Ninety percent of those who voted Monday were in favor of the deal, according to the IAM’s District 751. (IAM 751 typically does not release vote totals in its contract elections, only the percentage voting in favor or against.)
IAM 751 President Jon Holden called the contract a “positive agreement.” The union’s negotiating committee called the deal “one members can be proud of and can continue to build upon into the future.”
The deal, which was reached during two weeks of talks with Cadence-Giddens management, included:
The union’s negotiating committee recommended last week that members accept the deal.
The contract covers roughly 125 hourly workers at two Cadence-Giddens plants in Everett, who supply machined structures, formed sheet metal pieces, subassemblies and parts kits for most Boeing programs.
The Cadence-Giddens workers are members of International Association of Machinists District 751, which is the same district lodge that represents workers at Boeing’s plants in Washington state.
The Cadence-Giddens deal gives IAM 751 some momentum as it continues talks with another Everett-area Boeing supplier, Collins Aerospace, where workers voted to join the union on March 23 of last year.
The two sides are scheduled to meet again with a federal mediator on Feb. 28.
Negotiations toward a first contract there have been more contentious. The 18 workers at the former United Technologies plant – who do final assembly on landing gear for Boeing 737s, 747s and 767s (including KC-46s for the U.S. Air Force) – staged a one-day walk-out in January, to protest what the union called unfair negotiating tactics. The union also has filed several complaints with the National Labor Relations Board, alleging the company has engaged in bad-faith bargaining.
The dynamic in the IAM’s talks with Collins is much different than what we saw at Cadence-Giddens.
For starters, a potential strike by the team that assembles landing gear for 737s – Collins’ biggest customer’s best-selling commercial jet – would be a disaster for the company. That gives the union leverage.
On the other hand, if the two sides are unable to reach an agreement within 12 months from when a union is certified as the bargaining representative for the workers, those workers are free to petition for a vote to de-certify the union. This puts pressure on unions to reach deals quickly – and also gives companies every incentive to drag their feet.

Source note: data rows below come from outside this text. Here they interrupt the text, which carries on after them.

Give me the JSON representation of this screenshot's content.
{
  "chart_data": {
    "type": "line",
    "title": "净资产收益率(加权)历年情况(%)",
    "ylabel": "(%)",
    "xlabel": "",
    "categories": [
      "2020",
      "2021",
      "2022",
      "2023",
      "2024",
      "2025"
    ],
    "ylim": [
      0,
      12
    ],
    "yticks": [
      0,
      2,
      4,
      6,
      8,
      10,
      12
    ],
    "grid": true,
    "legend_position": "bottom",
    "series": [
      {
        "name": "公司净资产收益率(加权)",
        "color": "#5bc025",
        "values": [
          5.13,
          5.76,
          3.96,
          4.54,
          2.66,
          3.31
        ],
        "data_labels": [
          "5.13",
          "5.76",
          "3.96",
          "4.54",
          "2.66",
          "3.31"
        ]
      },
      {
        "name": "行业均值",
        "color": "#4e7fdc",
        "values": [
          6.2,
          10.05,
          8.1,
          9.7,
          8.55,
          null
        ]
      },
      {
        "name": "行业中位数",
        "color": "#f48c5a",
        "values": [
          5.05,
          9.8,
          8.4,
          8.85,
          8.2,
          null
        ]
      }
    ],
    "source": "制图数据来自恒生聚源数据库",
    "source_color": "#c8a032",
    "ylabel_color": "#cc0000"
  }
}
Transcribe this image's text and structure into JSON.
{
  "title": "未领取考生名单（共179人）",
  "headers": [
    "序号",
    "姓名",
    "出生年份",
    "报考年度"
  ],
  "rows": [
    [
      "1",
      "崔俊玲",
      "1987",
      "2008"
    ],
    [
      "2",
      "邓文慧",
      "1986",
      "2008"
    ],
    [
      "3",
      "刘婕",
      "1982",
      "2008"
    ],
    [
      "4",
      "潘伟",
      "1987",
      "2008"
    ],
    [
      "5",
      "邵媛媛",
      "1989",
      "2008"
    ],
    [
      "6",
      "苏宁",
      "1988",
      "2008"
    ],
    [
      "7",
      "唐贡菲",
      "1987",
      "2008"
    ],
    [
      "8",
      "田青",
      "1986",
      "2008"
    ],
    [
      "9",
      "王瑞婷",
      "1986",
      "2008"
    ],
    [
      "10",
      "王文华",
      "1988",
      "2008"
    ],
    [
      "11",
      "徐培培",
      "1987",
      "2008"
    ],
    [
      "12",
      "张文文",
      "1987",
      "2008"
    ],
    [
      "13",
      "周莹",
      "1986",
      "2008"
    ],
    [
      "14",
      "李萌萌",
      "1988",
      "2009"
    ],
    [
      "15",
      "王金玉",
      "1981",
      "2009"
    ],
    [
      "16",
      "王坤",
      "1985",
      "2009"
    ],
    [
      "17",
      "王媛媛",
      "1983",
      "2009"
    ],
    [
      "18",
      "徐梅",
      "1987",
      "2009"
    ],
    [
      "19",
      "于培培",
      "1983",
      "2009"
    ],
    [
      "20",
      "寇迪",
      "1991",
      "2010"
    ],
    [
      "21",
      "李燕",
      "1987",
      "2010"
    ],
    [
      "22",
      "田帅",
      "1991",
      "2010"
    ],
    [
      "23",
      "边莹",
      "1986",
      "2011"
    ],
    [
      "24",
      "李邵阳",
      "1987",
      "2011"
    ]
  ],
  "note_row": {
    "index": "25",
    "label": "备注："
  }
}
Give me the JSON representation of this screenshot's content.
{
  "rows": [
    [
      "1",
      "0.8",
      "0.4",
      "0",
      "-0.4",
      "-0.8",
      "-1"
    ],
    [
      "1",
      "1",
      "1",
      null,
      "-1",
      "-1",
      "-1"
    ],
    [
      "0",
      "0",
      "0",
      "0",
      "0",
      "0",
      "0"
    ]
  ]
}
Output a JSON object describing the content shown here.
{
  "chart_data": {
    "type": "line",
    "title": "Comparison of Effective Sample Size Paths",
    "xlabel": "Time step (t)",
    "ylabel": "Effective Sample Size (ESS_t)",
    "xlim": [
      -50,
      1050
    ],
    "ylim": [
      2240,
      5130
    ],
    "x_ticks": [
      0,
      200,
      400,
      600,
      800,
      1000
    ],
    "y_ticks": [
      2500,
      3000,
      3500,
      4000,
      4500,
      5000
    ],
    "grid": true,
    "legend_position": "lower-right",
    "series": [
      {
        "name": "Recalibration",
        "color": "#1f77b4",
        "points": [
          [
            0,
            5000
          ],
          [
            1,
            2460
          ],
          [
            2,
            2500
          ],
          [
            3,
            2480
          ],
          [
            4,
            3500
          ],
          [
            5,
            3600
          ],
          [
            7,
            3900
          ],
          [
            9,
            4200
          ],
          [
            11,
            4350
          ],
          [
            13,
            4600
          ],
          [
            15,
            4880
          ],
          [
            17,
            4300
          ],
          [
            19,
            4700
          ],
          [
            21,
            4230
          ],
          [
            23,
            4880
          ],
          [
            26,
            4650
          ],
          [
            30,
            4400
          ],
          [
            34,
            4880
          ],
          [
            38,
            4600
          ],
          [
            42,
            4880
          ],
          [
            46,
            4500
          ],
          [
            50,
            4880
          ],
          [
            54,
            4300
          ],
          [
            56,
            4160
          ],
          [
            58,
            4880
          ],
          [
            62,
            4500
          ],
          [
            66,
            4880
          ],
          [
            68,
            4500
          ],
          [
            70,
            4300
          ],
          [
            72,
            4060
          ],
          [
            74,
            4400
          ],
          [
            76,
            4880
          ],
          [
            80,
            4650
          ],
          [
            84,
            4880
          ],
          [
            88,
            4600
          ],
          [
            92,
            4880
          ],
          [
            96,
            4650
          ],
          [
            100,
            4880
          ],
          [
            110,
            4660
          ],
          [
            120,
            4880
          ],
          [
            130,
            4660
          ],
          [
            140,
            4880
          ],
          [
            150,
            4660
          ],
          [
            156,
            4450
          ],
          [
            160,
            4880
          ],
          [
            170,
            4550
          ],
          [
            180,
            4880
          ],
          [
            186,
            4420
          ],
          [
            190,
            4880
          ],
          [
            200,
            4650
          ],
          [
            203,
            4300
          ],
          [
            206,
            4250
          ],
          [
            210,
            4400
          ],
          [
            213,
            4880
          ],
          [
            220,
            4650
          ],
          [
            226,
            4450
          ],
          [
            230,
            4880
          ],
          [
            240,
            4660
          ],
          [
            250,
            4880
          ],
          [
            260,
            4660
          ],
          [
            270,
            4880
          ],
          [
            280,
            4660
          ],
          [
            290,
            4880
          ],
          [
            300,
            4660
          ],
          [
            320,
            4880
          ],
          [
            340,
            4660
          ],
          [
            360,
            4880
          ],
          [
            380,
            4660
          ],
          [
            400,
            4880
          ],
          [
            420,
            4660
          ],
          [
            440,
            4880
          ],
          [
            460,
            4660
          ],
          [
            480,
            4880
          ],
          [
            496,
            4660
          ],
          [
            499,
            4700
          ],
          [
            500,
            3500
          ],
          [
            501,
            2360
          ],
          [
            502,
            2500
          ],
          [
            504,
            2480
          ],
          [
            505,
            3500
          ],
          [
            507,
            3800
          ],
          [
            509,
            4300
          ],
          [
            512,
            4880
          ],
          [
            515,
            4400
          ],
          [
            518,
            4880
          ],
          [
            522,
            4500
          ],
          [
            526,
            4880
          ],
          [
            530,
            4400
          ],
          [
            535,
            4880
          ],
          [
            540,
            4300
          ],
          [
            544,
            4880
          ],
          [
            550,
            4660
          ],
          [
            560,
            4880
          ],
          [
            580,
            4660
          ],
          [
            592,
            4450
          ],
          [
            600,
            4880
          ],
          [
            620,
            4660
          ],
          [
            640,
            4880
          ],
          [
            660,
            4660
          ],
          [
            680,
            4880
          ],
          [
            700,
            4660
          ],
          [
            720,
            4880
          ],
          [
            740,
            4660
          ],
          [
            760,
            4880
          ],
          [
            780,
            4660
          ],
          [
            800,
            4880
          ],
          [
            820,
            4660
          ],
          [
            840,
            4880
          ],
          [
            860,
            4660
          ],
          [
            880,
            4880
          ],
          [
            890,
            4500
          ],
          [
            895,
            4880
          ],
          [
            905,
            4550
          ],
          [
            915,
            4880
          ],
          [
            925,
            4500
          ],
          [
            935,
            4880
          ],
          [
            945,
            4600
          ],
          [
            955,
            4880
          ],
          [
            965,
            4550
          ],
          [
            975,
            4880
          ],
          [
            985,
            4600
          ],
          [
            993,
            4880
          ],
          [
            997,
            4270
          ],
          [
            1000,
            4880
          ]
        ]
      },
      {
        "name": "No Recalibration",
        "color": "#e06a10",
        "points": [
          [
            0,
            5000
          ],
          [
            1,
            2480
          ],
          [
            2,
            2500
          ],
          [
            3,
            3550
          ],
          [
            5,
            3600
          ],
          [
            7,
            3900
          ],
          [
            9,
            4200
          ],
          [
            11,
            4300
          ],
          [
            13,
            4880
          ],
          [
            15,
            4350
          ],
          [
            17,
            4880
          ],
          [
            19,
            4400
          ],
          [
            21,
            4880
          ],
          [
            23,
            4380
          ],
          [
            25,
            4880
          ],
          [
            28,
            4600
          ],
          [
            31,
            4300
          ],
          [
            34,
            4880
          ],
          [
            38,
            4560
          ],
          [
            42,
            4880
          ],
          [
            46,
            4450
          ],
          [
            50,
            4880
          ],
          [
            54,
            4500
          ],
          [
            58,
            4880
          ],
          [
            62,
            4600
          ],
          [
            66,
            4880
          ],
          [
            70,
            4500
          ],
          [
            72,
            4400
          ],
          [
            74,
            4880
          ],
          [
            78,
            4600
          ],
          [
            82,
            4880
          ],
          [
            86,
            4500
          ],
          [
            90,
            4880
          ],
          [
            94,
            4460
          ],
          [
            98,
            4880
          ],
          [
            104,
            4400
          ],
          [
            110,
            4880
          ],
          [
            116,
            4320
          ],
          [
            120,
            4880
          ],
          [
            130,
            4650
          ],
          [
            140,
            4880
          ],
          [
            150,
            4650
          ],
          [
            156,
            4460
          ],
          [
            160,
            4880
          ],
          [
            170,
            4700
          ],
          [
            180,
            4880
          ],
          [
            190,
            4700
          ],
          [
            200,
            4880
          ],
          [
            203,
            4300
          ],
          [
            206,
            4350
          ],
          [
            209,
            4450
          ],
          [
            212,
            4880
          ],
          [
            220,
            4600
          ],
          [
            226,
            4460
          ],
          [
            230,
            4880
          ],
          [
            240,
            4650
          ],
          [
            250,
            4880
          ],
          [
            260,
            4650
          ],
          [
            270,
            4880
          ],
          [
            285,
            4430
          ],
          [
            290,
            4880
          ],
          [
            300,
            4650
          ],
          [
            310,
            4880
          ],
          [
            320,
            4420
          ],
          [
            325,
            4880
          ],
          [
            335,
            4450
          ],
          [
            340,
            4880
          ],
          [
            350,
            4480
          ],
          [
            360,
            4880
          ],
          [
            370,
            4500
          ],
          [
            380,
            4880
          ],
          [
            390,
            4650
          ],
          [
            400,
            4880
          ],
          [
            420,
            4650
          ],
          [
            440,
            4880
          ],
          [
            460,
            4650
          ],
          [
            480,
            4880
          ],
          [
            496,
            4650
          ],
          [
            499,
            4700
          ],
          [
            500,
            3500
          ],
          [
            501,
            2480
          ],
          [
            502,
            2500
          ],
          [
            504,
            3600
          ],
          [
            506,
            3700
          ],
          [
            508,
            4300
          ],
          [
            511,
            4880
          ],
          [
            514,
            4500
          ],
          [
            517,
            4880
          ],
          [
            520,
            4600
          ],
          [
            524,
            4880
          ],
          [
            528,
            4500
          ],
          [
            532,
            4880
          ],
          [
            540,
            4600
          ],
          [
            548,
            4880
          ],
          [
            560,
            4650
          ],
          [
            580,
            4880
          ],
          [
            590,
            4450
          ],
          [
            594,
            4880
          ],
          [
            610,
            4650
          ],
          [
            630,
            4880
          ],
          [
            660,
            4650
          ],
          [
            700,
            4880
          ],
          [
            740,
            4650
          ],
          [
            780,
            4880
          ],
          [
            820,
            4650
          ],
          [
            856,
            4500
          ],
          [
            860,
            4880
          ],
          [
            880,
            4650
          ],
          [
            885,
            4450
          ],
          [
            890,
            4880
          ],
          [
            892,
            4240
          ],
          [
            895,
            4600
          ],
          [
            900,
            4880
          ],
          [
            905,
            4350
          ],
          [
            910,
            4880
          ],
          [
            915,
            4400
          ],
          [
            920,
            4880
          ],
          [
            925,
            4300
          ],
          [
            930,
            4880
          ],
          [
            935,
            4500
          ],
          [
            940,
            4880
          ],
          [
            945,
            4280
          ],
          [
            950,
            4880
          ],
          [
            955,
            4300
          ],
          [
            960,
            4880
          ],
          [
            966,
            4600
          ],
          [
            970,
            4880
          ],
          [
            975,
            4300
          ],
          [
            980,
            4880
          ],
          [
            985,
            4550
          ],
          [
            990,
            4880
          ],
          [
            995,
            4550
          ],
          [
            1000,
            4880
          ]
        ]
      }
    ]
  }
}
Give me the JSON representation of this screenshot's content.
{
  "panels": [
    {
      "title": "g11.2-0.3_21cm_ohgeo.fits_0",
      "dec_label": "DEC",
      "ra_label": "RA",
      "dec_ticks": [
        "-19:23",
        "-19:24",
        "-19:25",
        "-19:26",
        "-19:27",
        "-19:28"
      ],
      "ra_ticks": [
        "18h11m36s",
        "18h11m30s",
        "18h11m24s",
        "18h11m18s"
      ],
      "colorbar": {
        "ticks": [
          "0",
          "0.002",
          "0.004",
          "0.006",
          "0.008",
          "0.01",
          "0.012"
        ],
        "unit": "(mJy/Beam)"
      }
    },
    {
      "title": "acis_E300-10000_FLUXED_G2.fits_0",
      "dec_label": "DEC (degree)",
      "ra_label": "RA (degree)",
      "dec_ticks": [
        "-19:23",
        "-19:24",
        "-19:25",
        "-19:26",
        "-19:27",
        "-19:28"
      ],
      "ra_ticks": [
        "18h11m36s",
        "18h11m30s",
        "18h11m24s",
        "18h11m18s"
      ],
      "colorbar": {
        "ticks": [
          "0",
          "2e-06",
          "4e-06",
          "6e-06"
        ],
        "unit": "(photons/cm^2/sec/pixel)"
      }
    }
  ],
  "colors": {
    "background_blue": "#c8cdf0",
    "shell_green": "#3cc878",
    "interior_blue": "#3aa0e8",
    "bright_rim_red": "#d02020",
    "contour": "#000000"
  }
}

However, this kind of “surface” or bad-faith bargaining is illegal under federal labor law. The NLRB can, and often does, step in to order talks continue beyond the 12-month timeline, without a decertification vote — if it determines that the company spent a whole year trying to run out the clock, rather than bargaining in good faith for an agreement.
The complains filed by the union with the NLRB accuse Collins of doing just that. The NRLB has yet to rule.
A Collins spokeswoman said the company is “committed to continue negotiating with the union in good faith and hopes to reach a mutually beneficial agreement.” IAM 751’s Holden said his team is committed to “negotiate a contract that recognizes the contributions these workers make toward UTC/Collins’ success and reward them for their hard work and skills.”